È partita un po’ in sordina, già prima dell’estate, l’idea di un momento di incontro “fuori sede” dove ritrovarsi e stare insieme come team (pensato come team building a tutti gli effetti), anche alla luce del cambiamento e l’inserimento di nuove risorse avvenute nell’interno stesso del team. A questo momento centrato sullo “stare insieme” è seguito poi una riunione efficace, una sorta di incubatore di idee e spunti di riflessione, anche in virtù dei grandi cambiamenti previsti per Labor e per chi opera nel nostro settore a partire già dal 2019.
Molte sono le emozioni e le riflessioni che sono scaturite da questa giornata e che danno un senso e il senso dello stare in un’azienda, del mestiere che svolgiamo al servizio delle persone.

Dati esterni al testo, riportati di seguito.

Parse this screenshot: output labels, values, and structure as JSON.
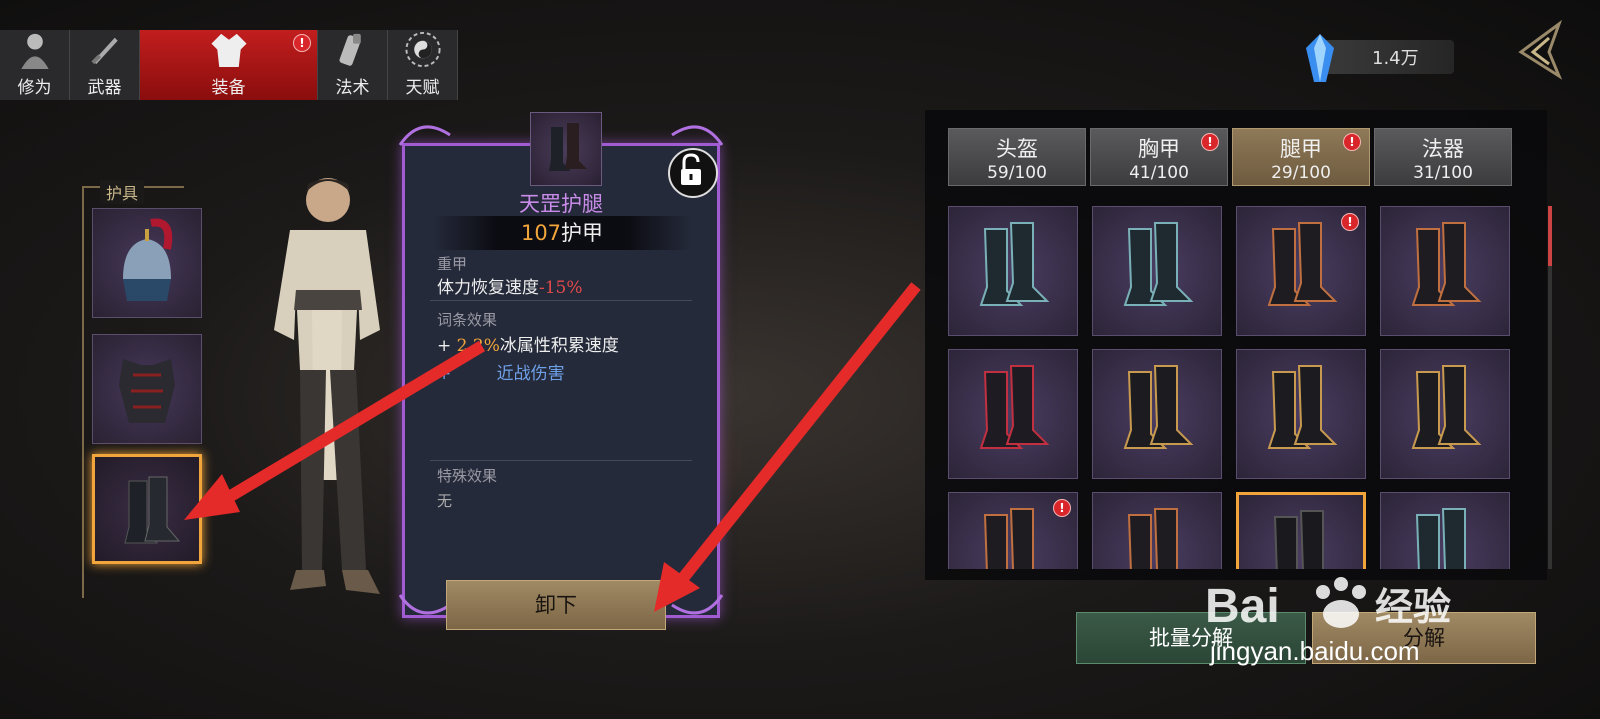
{
  "top_tabs": [
    {
      "label": "修为",
      "icon": "figure-icon",
      "active": false,
      "alert": false
    },
    {
      "label": "武器",
      "icon": "sword-icon",
      "active": false,
      "alert": false
    },
    {
      "label": "装备",
      "icon": "robe-icon",
      "active": true,
      "alert": true
    },
    {
      "label": "法术",
      "icon": "scroll-icon",
      "active": false,
      "alert": false
    },
    {
      "label": "天赋",
      "icon": "taiji-icon",
      "active": false,
      "alert": false
    }
  ],
  "alert_glyph": "!",
  "currency": {
    "amount": "1.4万",
    "icon": "crystal-icon"
  },
  "gear": {
    "title": "护具",
    "slots": [
      "helmet",
      "chest-armor",
      "boots"
    ],
    "selected": "boots"
  },
  "detail": {
    "name": "天罡护腿",
    "armor_value": "107",
    "armor_label": "护甲",
    "type_label": "重甲",
    "penalty_prefix": "体力恢复速度",
    "penalty_value": "-15%",
    "affix_label": "词条效果",
    "affix_1_prefix": "+ ",
    "affix_1_value": "2.2%",
    "affix_1_suffix": "冰属性积累速度",
    "affix_2_prefix": "+ ",
    "affix_2_text": "近战伤害",
    "special_label": "特殊效果",
    "special_value": "无",
    "unequip_label": "卸下"
  },
  "categories": [
    {
      "name": "头盔",
      "count": "59/100",
      "active": false,
      "alert": false
    },
    {
      "name": "胸甲",
      "count": "41/100",
      "active": false,
      "alert": true
    },
    {
      "name": "腿甲",
      "count": "29/100",
      "active": true,
      "alert": true
    },
    {
      "name": "法器",
      "count": "31/100",
      "active": false,
      "alert": false
    }
  ],
  "items": [
    {
      "style": "teal",
      "alert": false,
      "selected": false
    },
    {
      "style": "teal",
      "alert": false,
      "selected": false
    },
    {
      "style": "bronze",
      "alert": true,
      "selected": false
    },
    {
      "style": "bronze",
      "alert": false,
      "selected": false
    },
    {
      "style": "red",
      "alert": false,
      "selected": false
    },
    {
      "style": "gold",
      "alert": false,
      "selected": false
    },
    {
      "style": "gold",
      "alert": false,
      "selected": false
    },
    {
      "style": "gold",
      "alert": false,
      "selected": false
    },
    {
      "style": "bronze",
      "alert": true,
      "selected": false
    },
    {
      "style": "bronze",
      "alert": false,
      "selected": false
    },
    {
      "style": "black",
      "alert": false,
      "selected": true
    },
    {
      "style": "teal",
      "alert": false,
      "selected": false
    }
  ],
  "actions": {
    "batch": "批量分解",
    "decompose": "分解"
  },
  "watermark": {
    "brand": "Bai",
    "suffix": "经验",
    "url": "jingyan.baidu.com"
  },
  "colors": {
    "accent_gold": "#f2a53a",
    "rarity_purple": "#a05cd0",
    "alert_red": "#d9262a",
    "annotation_arrow": "#e52a2a"
  }
}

In prima battuta mi sembrava più semplice riportare una cronaca della giornata, ma riguardando alcune foto e rivivendo il momento “vissuto” mi par più sensato riportarlo sotto forma di episodi.
Per raggiungere il ponte tibetano partendo da Curzùtt le mappe e i relativi cartelli dei sentieri riportano una camminata “normale” di circa 40 minuti. Dopo una breve colazione all’Ostello, ci siamo incamminati con brio e allegramente come gruppo e tutti insieme: chi con bastoni da trekking, chi ha creato il proprio bastone ricavato da rami, insomma pronti e via!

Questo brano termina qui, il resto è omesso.